Il y a trois sortes de désirs. Les désirs naturels nécessaires à la vie qui doivent être satisfaits, les désirs naturels et non nécessaires dont nous pouvons nous passer, mais qui peuvent être satisfaits en s’assurant qu’ils n’engendrent aucune souffrance. Et enfin, les désirs non naturels et non nécessaires, source de contrariété que sont, les honneurs, le pouvoir, les richesses, l’ambition, la gloire, le luxe, qui ne sont jamais assouvis malgré leur satisfaction et qui de fait, engendrent toujours plus de souffrance. Renoncer à ces désirs vains nous conduirait donc à la sérénité.

                                     « celui qui ne sait pas se contenter de peu ne sera jamais content de rien. »,

                                     « quand on se suffit à soi-même, on arrive à posséder ce bien inestimable qu’est la liberté ».

 Pour les Stoiciens,

Seul le renoncement à ce qui ne dépend pas de notre volonté permet d'accéder au bonheur. Vivre en accord avec la nature et la raison nous permettrait donc d'atteindre la sagesse, base de notre bonheur. "rester stoîque à la douleur", fuir les passions nous épargnerait de la souffrance.

 Pour les boudhistes,

Le renoncement est un état d’esprit  où l'exercice du lâcher-prise permet de s'apaiser et d'être en paix avec soi-même.

Boudha renonça à tout ce qu'il possédait pour s'éveiller à la spiritualité et ainsi découvrir les 3 racines du mal : la jalousie, l'ignorance et la haine.

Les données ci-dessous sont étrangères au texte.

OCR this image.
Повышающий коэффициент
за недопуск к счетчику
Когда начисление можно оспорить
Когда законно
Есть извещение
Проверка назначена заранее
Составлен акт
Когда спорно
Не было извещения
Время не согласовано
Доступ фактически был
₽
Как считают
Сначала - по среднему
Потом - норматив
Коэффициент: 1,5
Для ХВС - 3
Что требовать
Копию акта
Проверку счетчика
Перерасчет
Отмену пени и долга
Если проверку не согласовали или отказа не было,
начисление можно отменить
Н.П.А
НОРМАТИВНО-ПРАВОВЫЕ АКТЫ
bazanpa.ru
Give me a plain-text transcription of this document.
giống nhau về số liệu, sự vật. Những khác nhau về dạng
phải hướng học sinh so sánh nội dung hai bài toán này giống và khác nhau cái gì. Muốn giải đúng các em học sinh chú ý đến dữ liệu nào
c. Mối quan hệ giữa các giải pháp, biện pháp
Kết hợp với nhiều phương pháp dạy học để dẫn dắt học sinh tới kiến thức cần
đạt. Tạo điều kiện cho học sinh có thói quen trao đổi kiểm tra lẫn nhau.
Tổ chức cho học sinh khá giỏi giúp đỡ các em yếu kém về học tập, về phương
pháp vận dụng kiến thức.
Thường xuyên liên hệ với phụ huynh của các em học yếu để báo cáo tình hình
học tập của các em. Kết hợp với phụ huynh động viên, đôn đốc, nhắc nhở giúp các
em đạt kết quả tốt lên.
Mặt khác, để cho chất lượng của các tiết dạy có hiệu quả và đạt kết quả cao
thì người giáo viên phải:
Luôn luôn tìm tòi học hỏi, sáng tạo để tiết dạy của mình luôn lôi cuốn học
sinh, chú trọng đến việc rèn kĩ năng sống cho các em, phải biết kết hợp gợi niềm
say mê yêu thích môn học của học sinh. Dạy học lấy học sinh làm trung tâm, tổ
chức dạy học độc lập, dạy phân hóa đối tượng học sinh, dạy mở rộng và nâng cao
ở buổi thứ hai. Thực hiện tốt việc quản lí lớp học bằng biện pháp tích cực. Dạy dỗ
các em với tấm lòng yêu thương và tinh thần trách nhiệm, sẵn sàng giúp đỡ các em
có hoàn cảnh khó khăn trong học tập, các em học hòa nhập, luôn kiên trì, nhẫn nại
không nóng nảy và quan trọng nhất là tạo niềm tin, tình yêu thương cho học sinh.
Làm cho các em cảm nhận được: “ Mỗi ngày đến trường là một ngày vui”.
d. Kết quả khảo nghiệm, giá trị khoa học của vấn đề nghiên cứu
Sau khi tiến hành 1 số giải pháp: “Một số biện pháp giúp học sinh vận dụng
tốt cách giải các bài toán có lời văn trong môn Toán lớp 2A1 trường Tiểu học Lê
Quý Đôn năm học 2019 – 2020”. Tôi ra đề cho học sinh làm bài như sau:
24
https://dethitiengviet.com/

Pour atteindre l'état d'éveil et renoncer à tout ce qui peut entraver cet éveil seul le renoncement nous permettrait d'atteindre cette réalité ultime, le nirvana. Pour les boudhistes, l'impersonnalité de soi, l'impermanence de la vie et  l'insatisfaction face aux désirs insatiables des êtres ne peut conduire qu'au renoncement pour atteindre le nirvana.

 Selon l’enseignement du bouddhisme, certains « êtres d’éveil » sont des bouddhas en sursis, par compassion pour leurs semblables, ils retardent leur entrée dans le nirvana pour veiller sur les hommes, dont l'action bienfaisante se fait sentir dans le monde spirituel

Sans devenir boudhiste, épicurien, stoicien ou tout autre philosophe, chacun peut pratiquer le renoncement ouvrir sa conscience et empreinter un chemin de sagesse et de liberté.

 Etre un être de conscience c'est en premier lieu apprendre à dire NON, apprendre à renoncer et à assumer des choix qui ne sont pas nécessairement les choix que l'on nous impose. Etre un être de conscience c'est aussi orienter ses choix pour ne pas reproduire ses souffrances, vivre dans le présent tel qu'il est aujourd'hui et que je transformerais demain, c'est analyser nos frustrations pour les restituer à leur juste place, celles que notre société a organisé pour nous, celles que notre famille ou nos amis nous imposent. Etre un être de conscience c'est regarder avec lucidité, amour mais aussi pardon les souffrances que l'on nous fait subir au sein même de notre couple, famille ou amis, pour les écarter et ne pas les laisser nous atteindre..c'est aussi cela le renoncement. Garder sa liberté dans cette capacité à prendre ou à laisser sans détruire mais en ne permettant pas notre propre destruction. Le renoncement reste un choix de conscience, un choix assumé.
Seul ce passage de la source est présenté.